Facciamo un passo indietro. Da tempo chi usa YouTube Music lamenta l’impossibilità di escludere in modo definitivo certe canzoni o certi musicisti dai suggerimenti della piattaforma. Google non aveva mai messo a disposizione un sistema pensato apposta per questo, e così diversi utenti si erano arrangiati con estensioni e trucchetti vari pur di togliersi dai piedi i contenuti sgraditi. Adesso, però, qualcosa si muove davvero.
Quel pulsante che dice una cosa e ne fa un’altra
A scovare la novità è stato un utente su Reddit, che dentro l’app per Android ha notato una nuova voce chiamata “Don’t recommend artist”, ovvero “Non consigliare l’artista”. Potrebbe essere il primo segnale concreto che Google stia mettendo mano a un meccanismo ufficiale, capace di dare a chi ascolta un controllo più diretto su ciò che la piattaforma propone giorno dopo giorno.
Stando a chi ha fatto la scoperta, il pulsante salta fuori soltanto nella schermata principale dell’app. Niente da fare invece nella coda di riproduzione, e nemmeno all’interno delle playlist generate in automatico, quelle che ogni tanto infilano brani o nomi che con i gusti dell’ascoltatore c’entrano davvero poco.
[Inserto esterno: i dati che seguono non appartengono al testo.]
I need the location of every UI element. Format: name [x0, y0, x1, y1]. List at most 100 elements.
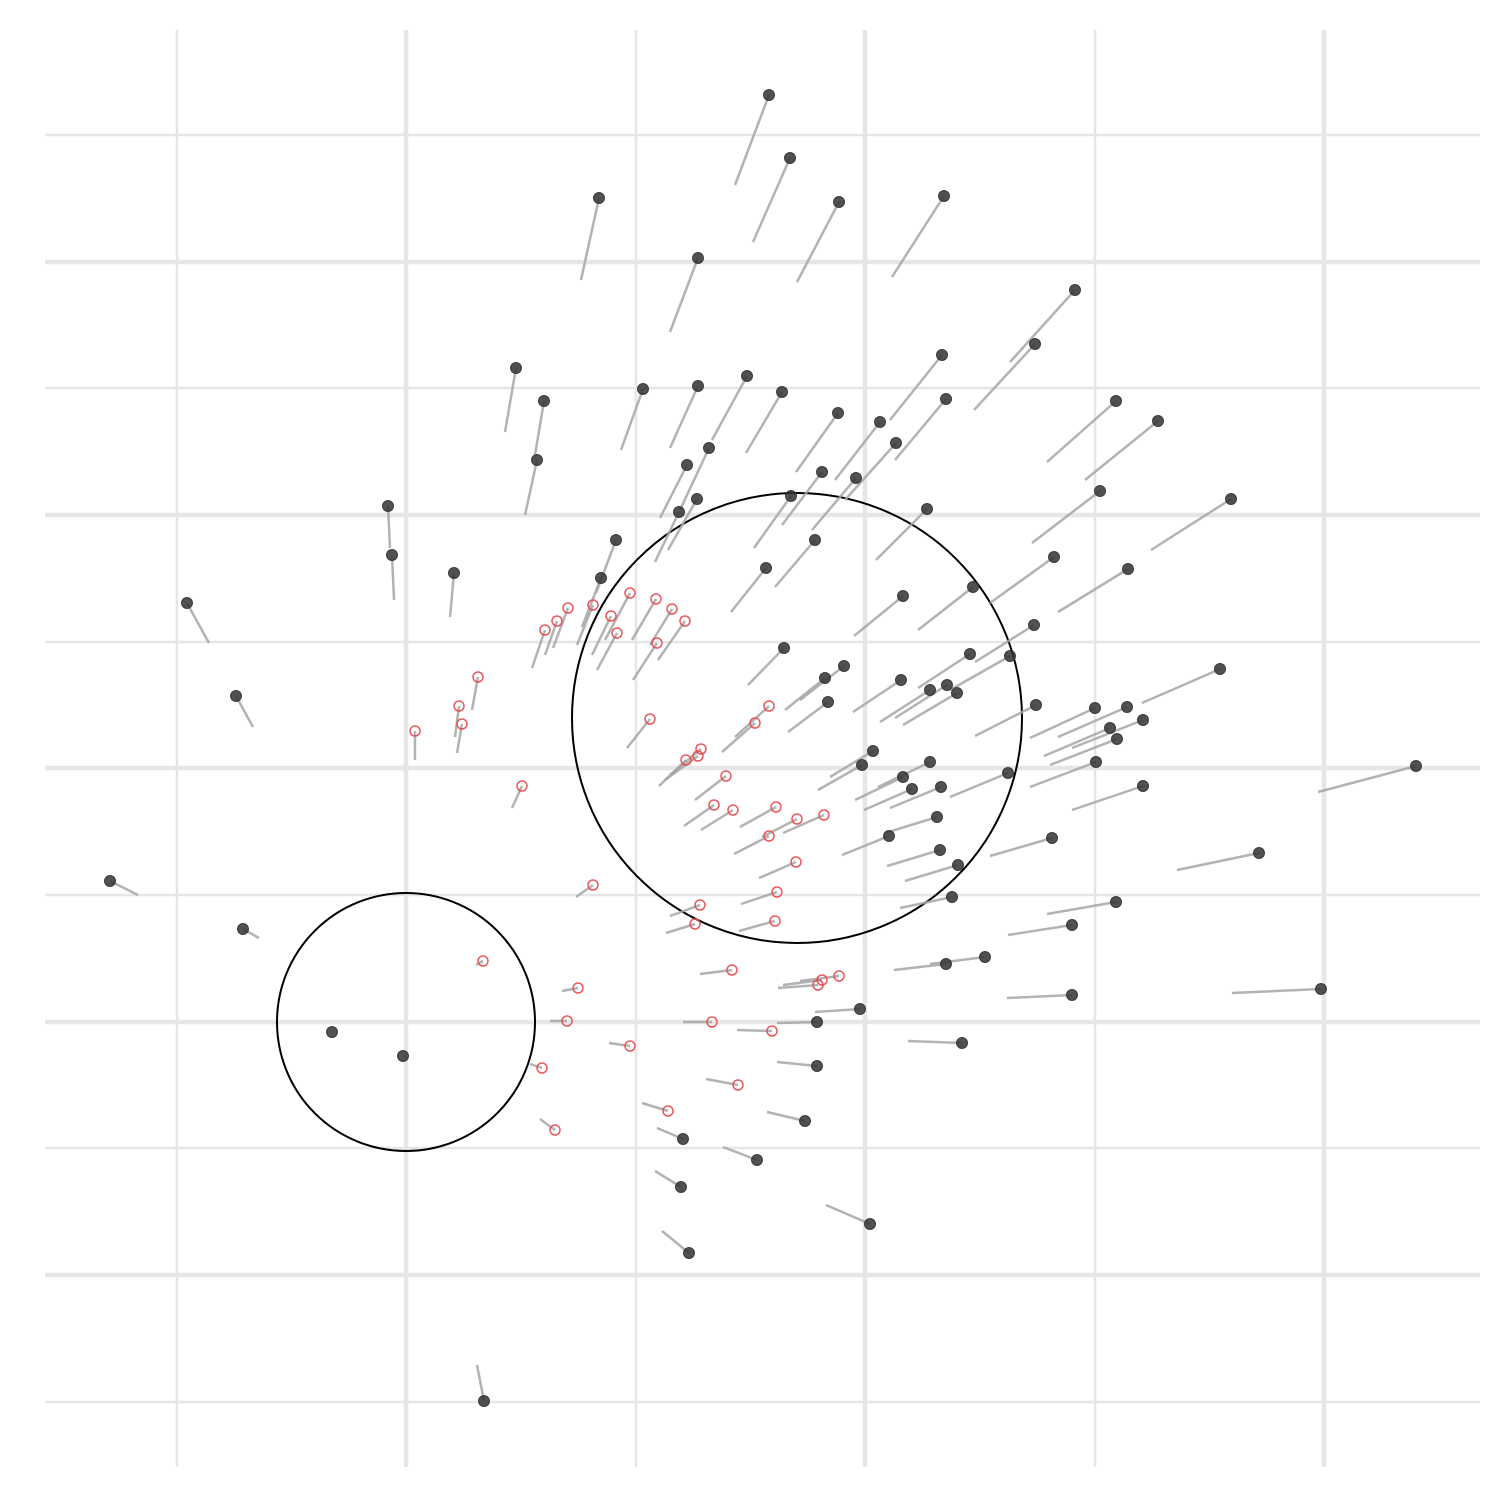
point [785, 490, 797, 502]
point [763, 830, 775, 842]
region-circle [571, 492, 1023, 944]
point [595, 572, 607, 584]
displacement-segment [1084, 420, 1159, 481]
point [791, 813, 803, 825]
displacement-segment [825, 1203, 871, 1226]
displacement-segment [974, 703, 1037, 738]
displacement-segment [904, 863, 959, 883]
point [562, 602, 574, 614]
point [838, 660, 850, 672]
displacement-segment [448, 572, 456, 618]
point [1028, 619, 1040, 631]
point [539, 624, 551, 636]
point [472, 671, 484, 683]
point [516, 780, 528, 792]
point [181, 597, 193, 609]
point [883, 830, 895, 842]
displacement-segment [886, 848, 941, 868]
displacement-segment [653, 511, 681, 563]
displacement-segment [1029, 706, 1096, 740]
displacement-segment [700, 808, 734, 832]
point [924, 684, 936, 696]
displacement-segment [784, 677, 826, 711]
displacement-segment [744, 391, 784, 454]
displacement-segment [619, 388, 645, 451]
displacement-segment [751, 157, 792, 243]
point [666, 603, 678, 615]
point [751, 1154, 763, 1166]
displacement-segment [736, 1028, 773, 1033]
displacement-segment [1043, 726, 1111, 758]
displacement-segment [579, 197, 601, 281]
point [695, 743, 707, 755]
point [510, 362, 522, 374]
displacement-segment [1049, 737, 1118, 767]
point [941, 679, 953, 691]
point [708, 799, 720, 811]
point [624, 1040, 636, 1052]
displacement-segment [875, 508, 928, 561]
point [850, 472, 862, 484]
point [833, 970, 845, 982]
displacement-segment [893, 962, 947, 972]
point [935, 781, 947, 793]
displacement-segment [879, 688, 931, 724]
point [587, 599, 599, 611]
displacement-segment [794, 412, 840, 473]
point [776, 386, 788, 398]
point [382, 500, 394, 512]
point [874, 416, 886, 428]
point [692, 750, 704, 762]
displacement-segment [1057, 567, 1129, 614]
displacement-segment [1231, 987, 1322, 995]
displacement-segment [1046, 400, 1117, 463]
point [326, 1026, 338, 1038]
displacement-segment [889, 785, 942, 810]
point [809, 534, 821, 546]
point [763, 89, 775, 101]
displacement-segment [580, 577, 603, 628]
displacement-segment [475, 1364, 486, 1402]
point [694, 899, 706, 911]
point [1089, 702, 1101, 714]
point [938, 190, 950, 202]
point [946, 891, 958, 903]
point [561, 1015, 573, 1027]
point [703, 442, 715, 454]
point [673, 506, 685, 518]
point [940, 958, 952, 970]
displacement-segment [1006, 993, 1073, 1000]
displacement-segment [949, 771, 1009, 799]
displacement-segment [734, 705, 770, 738]
point [478, 1395, 490, 1407]
displacement-segment [989, 836, 1053, 858]
point [760, 562, 772, 574]
point [683, 1247, 695, 1259]
displacement-segment [678, 447, 711, 511]
point [230, 690, 242, 702]
point [456, 718, 468, 730]
displacement-segment [973, 343, 1036, 411]
point [897, 771, 909, 783]
point [952, 859, 964, 871]
displacement-segment [503, 367, 518, 433]
point [587, 879, 599, 891]
displacement-segment [683, 803, 715, 828]
displacement-segment [630, 598, 658, 641]
displacement-segment [185, 602, 211, 644]
point [790, 856, 802, 868]
point [572, 982, 584, 994]
point [856, 759, 868, 771]
point [895, 674, 907, 686]
point [692, 252, 704, 264]
displacement-segment [730, 567, 767, 613]
point [778, 642, 790, 654]
displacement-segment [787, 701, 829, 733]
displacement-segment [668, 385, 700, 449]
displacement-segment [510, 785, 524, 809]
displacement-segment [666, 498, 699, 551]
displacement-segment [1071, 718, 1144, 750]
point [397, 1050, 409, 1062]
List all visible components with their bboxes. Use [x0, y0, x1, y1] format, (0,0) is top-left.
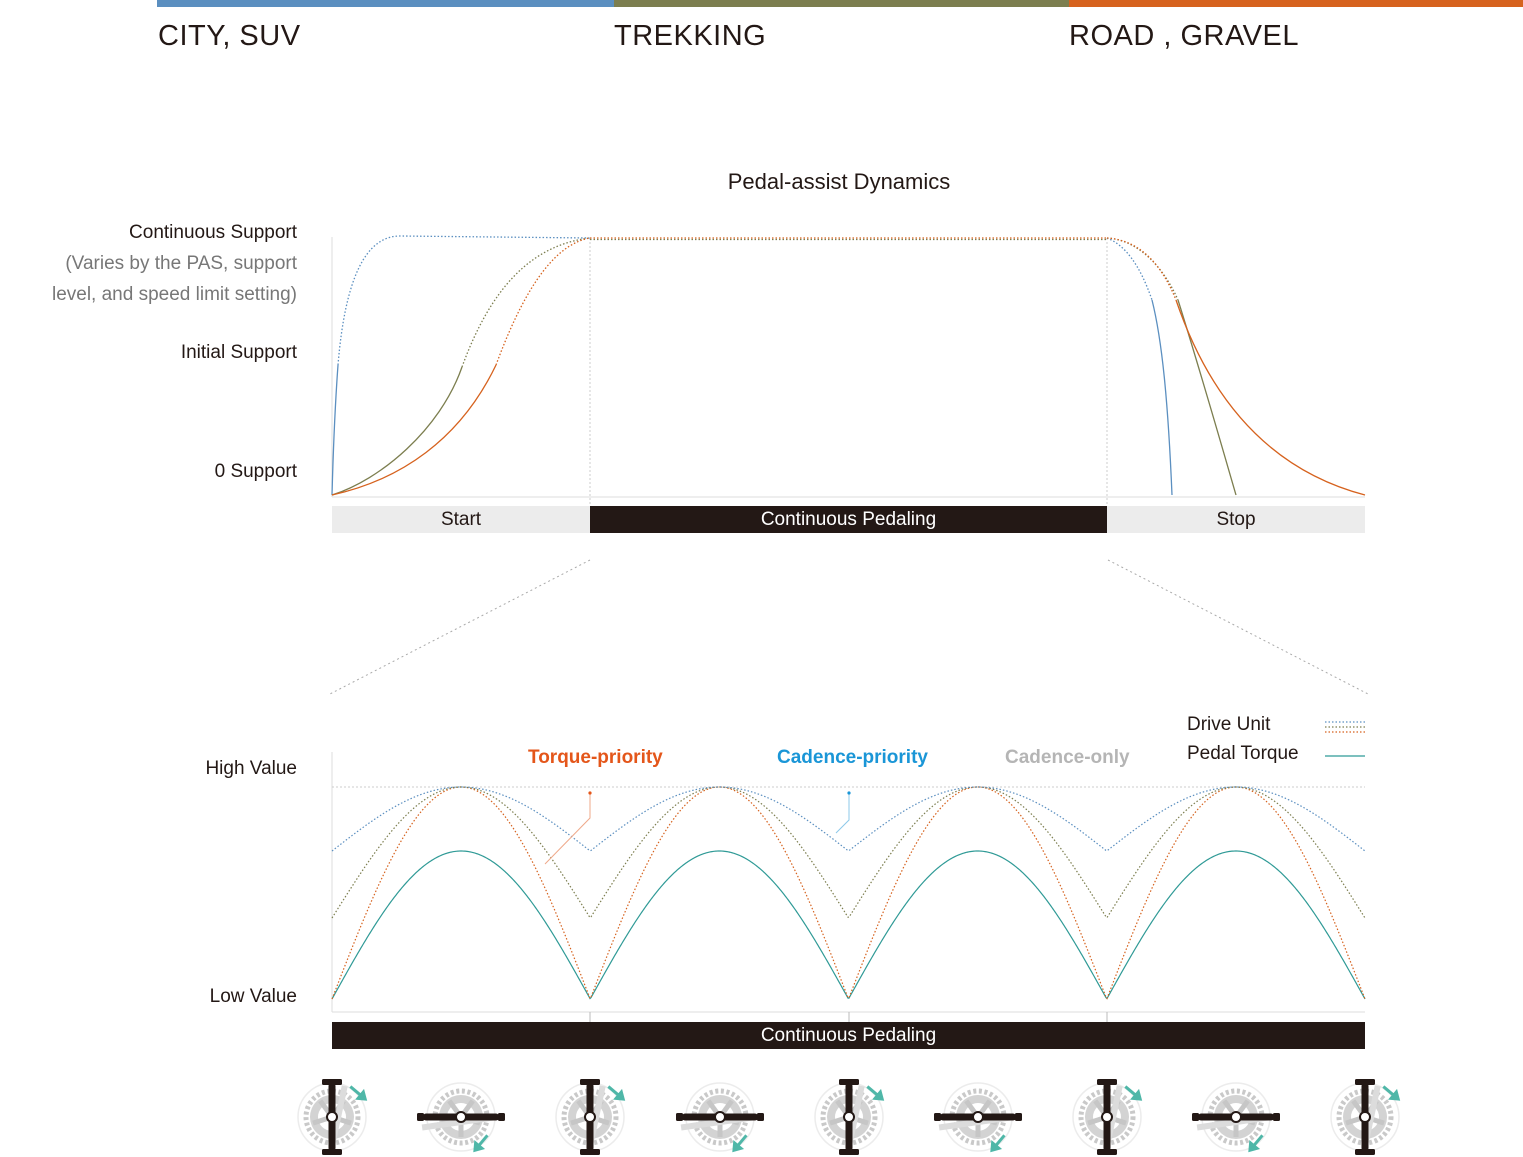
crank-vertical-icon: [814, 1079, 885, 1155]
road-startup-solid: [331, 364, 497, 496]
rotation-arrow-icon: [349, 1085, 368, 1101]
crank-horizontal-icon: [1192, 1082, 1280, 1153]
rotation-arrow-icon: [866, 1085, 885, 1101]
crank-horizontal-icon: [934, 1082, 1022, 1153]
mode-label-cadence-priority: Cadence-priority: [777, 747, 928, 768]
legend-label-pedal-torque: Pedal Torque: [1187, 743, 1299, 764]
rotation-arrow-icon: [473, 1134, 489, 1153]
category-label-trekking: TREKKING: [614, 20, 767, 52]
torque-priority-pointer-dot: [588, 791, 592, 795]
cadence-priority-pointer: [835, 793, 850, 834]
bottom-chart-curves: [331, 786, 1366, 1000]
city-startup-dotted: [337, 235, 591, 366]
phase-continuous-pedaling-bottom: Continuous Pedaling: [332, 1022, 1365, 1049]
y-label-initial-support: Initial Support: [180, 342, 297, 363]
city-stop-solid: [1151, 299, 1173, 496]
y-label-note-line-2: level, and speed limit setting): [51, 284, 297, 305]
phase-stop: Stop: [1107, 506, 1365, 533]
rotation-arrow-icon: [607, 1085, 626, 1101]
crank-horizontal-icon: [417, 1082, 505, 1153]
crank-vertical-icon: [555, 1079, 626, 1155]
pedal-torque-curve: [331, 850, 1366, 1000]
drive-unit-torque-priority-curve: [331, 786, 1366, 1000]
crank-row: [297, 1079, 1401, 1155]
crank-vertical-icon: [297, 1079, 368, 1155]
torque-priority-pointer: [544, 793, 591, 865]
rotation-arrow-icon: [1248, 1134, 1264, 1153]
category-bar-trekking: [614, 0, 1069, 7]
drive-unit-trekking-curve: [331, 786, 1366, 919]
rotation-arrow-icon: [1382, 1085, 1401, 1101]
rotation-arrow-icon: [990, 1134, 1006, 1153]
road-startup-dotted: [495, 237, 591, 366]
rotation-arrow-icon: [1124, 1085, 1143, 1101]
bottom-chart-axes: [331, 752, 1365, 1022]
category-label-road: ROAD , GRAVEL: [1069, 20, 1299, 52]
crank-vertical-icon: [1330, 1079, 1401, 1155]
category-bar-road: [1069, 0, 1523, 7]
trekking-stop-dotted: [1106, 237, 1179, 301]
rotation-arrow-icon: [732, 1134, 748, 1153]
crank-horizontal-icon: [676, 1082, 764, 1153]
legend-label-drive-unit: Drive Unit: [1187, 714, 1271, 735]
y-label-low-value: Low Value: [209, 986, 297, 1007]
zoom-guides: [327, 559, 1371, 696]
road-stop-dotted: [1106, 237, 1177, 301]
category-label-city: CITY, SUV: [158, 20, 301, 52]
y-label-zero-support: 0 Support: [214, 461, 297, 482]
y-label-continuous-support: Continuous Support: [129, 222, 297, 243]
category-bar-city: [157, 0, 614, 7]
city-startup-solid: [331, 364, 339, 496]
top-chart-axes: [331, 237, 1365, 506]
mode-label-cadence-only: Cadence-only: [1005, 747, 1130, 768]
phase-start: Start: [332, 506, 590, 533]
mode-pointers: [544, 791, 851, 865]
trekking-startup-dotted: [461, 237, 591, 368]
trekking-startup-solid: [331, 366, 463, 496]
crank-vertical-icon: [1072, 1079, 1143, 1155]
y-label-note-line-1: (Varies by the PAS, support: [65, 253, 297, 274]
cadence-priority-pointer-dot: [847, 791, 851, 795]
city-stop-dotted: [1106, 237, 1153, 301]
road-stop-solid: [1175, 299, 1366, 496]
chart-title: Pedal-assist Dynamics: [727, 169, 951, 194]
y-label-high-value: High Value: [205, 758, 297, 779]
top-chart-curves: [331, 235, 1366, 496]
mode-label-torque-priority: Torque-priority: [528, 747, 663, 768]
phase-continuous-pedaling: Continuous Pedaling: [590, 506, 1107, 533]
legend-samples: [1325, 721, 1365, 757]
Insomma, una presenza per ora circoscritta, quasi timida.
La cosa ha subito acceso l’interesse della community, com’era prevedibile. Solo che i primi test hanno fatto emergere parecchi limiti. Diversi utenti raccontano la stessa scena: si clicca sull’opzione e non succede nulla. Gli artisti contrassegnati come da evitare continuano tranquillamente a spuntare tra i suggerimenti della homepage, come se quel tasto non l’avesse mai toccato nessuno. Tradotto: per adesso è praticamente inutile.
Funzione in cantiere o solo interfaccia da vetrina?
La spiegazione più plausibile è che il presunto malfunzionamento dipenda dal fatto che la funzione sia ancora a uno stadio embrionale. Oppure, altra ipotesi, che Google stia testando solo la nuova interfaccia utente, senza aver ancora collegato dietro le quinte il vero meccanismo che dovrebbe escludere un artista dai suggerimenti. Roba che capita, quando una novità viene messa in piedi un pezzo alla volta.
C’è poi un altro dettaglio da tenere a mente. Il tasto, per ora, pare riservato a una manciata ristretta di persone. Quindi se nella propria app non compare ancora nulla, non c’è da stupirsi: la distribuzione è limitatissima. Da Mountain View, intanto, silenzio assoluto. Nessuna dichiarazione ufficiale sulla nuova opzione, nessun dettaglio su quando e come verrà estesa a tutti gli utenti.